In Retiring Abroad May Not Be Paradise the Wall Street Journal explains that moving permanently from the US is not as easy or as inexpensive as it seems. The reasons include difficulties with banking, real estate ownership, and being charged higher prices than locals. Health care is another concern: while Americans abroad are eligible for Social Security benefits, Medicare won’t pay for services outside the US. As a result, retirees often hop on a plane to return to the US for medical care or receive care under a local system.

US insurers are beginning to catch on. Cigna has a plan that allows US companies to offer insurance to retirees who move abroad. Just 200 people are enrolled up but Cigna expects significant growth.

I expect we’ll see more seniors leave the US for retirement in lower cost countries with inexpensive labor.

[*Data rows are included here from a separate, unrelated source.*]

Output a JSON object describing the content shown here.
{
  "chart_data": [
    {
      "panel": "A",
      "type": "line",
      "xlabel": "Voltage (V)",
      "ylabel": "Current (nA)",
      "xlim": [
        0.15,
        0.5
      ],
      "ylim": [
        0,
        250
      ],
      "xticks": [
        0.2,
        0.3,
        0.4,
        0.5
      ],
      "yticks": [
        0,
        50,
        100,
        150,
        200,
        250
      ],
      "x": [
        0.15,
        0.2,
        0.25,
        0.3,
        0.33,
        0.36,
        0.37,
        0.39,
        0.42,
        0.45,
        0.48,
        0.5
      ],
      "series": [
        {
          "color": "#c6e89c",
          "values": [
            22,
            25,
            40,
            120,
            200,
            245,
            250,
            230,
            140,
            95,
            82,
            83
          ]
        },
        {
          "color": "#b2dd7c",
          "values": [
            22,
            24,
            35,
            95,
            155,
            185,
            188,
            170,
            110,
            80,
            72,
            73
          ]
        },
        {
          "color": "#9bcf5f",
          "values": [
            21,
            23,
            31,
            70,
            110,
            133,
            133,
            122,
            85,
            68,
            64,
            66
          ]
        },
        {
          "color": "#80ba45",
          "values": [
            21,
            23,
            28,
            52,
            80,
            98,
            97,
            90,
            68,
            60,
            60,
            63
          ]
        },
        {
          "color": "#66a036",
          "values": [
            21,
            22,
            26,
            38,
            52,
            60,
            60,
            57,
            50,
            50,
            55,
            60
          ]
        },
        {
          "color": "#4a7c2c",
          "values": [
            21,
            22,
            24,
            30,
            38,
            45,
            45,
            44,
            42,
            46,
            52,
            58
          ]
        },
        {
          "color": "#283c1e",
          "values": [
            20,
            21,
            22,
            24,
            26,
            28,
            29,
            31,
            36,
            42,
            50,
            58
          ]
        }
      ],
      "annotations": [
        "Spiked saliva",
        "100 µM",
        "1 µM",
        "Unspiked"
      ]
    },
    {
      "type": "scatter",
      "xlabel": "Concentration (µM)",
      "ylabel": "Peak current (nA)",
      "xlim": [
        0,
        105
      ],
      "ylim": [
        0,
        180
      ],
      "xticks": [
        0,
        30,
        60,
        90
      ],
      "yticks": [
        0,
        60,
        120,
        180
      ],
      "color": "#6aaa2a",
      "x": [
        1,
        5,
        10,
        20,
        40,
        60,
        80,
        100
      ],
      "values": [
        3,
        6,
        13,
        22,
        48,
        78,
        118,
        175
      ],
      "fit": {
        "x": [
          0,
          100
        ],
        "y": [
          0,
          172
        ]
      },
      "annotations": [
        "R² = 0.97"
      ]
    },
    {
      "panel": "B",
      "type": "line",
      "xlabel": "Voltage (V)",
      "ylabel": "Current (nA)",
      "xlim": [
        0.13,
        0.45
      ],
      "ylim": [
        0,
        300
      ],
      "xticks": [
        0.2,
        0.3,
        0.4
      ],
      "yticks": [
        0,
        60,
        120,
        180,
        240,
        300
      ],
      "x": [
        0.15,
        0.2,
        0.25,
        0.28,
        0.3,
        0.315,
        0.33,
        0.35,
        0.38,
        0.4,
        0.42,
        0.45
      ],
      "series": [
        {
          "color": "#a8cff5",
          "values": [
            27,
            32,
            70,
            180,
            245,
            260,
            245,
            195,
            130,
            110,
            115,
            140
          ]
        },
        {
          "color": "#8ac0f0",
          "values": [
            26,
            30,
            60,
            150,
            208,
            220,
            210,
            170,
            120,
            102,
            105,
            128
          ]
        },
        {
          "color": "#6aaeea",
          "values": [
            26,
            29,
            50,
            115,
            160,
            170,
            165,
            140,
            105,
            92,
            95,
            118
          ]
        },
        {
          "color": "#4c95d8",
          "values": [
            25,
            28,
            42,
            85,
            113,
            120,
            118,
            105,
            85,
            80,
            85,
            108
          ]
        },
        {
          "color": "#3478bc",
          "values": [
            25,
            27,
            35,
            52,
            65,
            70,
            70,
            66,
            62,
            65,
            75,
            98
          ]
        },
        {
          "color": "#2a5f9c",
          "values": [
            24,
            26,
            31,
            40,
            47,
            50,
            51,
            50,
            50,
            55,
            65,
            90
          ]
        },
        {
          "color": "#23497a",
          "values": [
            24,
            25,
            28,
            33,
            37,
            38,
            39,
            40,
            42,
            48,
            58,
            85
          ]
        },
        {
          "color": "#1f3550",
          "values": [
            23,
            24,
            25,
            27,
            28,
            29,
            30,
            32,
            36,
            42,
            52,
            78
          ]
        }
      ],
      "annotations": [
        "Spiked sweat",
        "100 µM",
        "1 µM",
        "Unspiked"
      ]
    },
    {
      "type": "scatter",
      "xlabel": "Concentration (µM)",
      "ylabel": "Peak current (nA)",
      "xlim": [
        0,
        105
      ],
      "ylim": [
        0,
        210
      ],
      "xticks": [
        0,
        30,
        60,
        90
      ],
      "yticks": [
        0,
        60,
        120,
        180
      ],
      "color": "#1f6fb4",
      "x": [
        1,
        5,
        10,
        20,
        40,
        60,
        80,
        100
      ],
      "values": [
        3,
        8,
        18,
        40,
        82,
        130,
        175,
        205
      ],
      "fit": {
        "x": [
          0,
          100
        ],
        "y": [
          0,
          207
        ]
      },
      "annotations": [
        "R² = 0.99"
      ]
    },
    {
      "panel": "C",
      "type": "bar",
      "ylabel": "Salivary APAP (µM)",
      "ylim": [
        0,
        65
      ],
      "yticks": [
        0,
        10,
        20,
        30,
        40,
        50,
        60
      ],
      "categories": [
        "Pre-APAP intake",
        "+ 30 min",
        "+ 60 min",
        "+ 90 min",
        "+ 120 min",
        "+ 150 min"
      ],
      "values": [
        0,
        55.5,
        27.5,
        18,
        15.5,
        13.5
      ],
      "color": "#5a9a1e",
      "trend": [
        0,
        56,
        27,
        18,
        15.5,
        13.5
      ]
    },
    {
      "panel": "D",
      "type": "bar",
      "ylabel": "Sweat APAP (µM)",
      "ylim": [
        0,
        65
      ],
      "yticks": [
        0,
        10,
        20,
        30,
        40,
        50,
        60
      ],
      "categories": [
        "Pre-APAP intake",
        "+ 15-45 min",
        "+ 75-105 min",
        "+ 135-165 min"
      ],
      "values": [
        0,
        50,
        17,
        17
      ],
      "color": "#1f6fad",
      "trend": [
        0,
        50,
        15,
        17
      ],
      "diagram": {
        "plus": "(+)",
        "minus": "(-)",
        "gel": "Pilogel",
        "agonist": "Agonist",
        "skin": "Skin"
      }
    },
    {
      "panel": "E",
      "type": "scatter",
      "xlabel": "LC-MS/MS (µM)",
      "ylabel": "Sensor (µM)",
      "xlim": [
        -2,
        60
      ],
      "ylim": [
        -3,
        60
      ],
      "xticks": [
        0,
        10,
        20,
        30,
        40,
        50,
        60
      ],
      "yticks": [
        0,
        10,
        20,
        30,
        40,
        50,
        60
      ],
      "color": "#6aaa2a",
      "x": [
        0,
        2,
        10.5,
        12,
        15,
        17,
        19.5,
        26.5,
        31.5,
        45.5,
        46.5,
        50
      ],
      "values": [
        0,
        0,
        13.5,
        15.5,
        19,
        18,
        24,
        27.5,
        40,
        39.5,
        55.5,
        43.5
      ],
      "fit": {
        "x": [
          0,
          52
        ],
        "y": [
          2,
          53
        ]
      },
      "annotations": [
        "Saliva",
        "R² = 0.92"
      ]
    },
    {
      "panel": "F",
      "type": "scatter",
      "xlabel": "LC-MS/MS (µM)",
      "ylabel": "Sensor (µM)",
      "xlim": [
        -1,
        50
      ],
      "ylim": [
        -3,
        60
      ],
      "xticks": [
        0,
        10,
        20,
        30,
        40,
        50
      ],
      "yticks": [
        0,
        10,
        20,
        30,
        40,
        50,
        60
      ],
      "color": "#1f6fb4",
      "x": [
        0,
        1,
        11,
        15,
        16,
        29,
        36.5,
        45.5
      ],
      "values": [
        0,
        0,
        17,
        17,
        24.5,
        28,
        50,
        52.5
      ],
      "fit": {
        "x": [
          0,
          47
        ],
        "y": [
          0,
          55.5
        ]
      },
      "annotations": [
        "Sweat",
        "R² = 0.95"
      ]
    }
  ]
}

If the US continues to toughen restrictions on immigrants it won’t be long before shortages of home care workers and nurses begin to bite. If we won’t let caregivers come to the US, Americans will need to go where the caregivers are. Some Americans will leave the US once they begin to require nursing care or assisted living services. Other retirees living abroad will age into such situations.

Perhaps the trend toward retirement abroad can be used to shore up Medicare’s finances. One solution would be to let Medicare pay for care outside the US. That way Americans wouldn’t return home for expensive treatments but could stay in-country instead, saving Medicare money. If such a policy also encouraged more people to retire abroad that would be ok with me. A less radical step that would be simpler to administer and could achieve the same effect would be to maintain the prohibition on overseas Medicare coverage but give retirees a stepped up Social Security payment if they forego Medicare.

0 thoughts on “Another permutation of medical tourism

  1. Christina deMoraes, MedNetBrazil.com

    Hello David,

    I agree 100% with your post. Care and medical coverage is essential for retirees and should be extended to wherever they are or decide to live. Especially now with Medical Tourism growing and the globalization and standardization of healthcare… why not? Are you listening Presidential Candidates??

    Blessings,
    Christina deMoraes

    Reply
  2. Jonathan Pletzke

    The downside to this, however, is that U.S. dollars – both from Medicare and the retirees themselves, go towards a non-U.S. economy, reducing the *massive* positive impact that retirees have on the U.S. economy.

    Reply
  3. Dave Starr

    Ah yes, Mr. Pletzke, I should be doing my duty and staying in the the US in order to be milked like a cash cow by a medical system which is number one in ine respect only … highest cost per recipient in the world.

    Thanks, but no thanks. I already moved to the Philippines, where I can hire round-the-clock nurses for less than the outrageous ‘bet on the come’ TC insurance, where a visit to a board certified specialist is $6 or $9 and where Medicare could save a fortune if they would fund care instead of requiring US citizens to return to the US. Now that i worked and was taxed 9and shot at) all that time, I am supposed to stay in the US and prop up the economy? I was born at night but it wasn’t last night.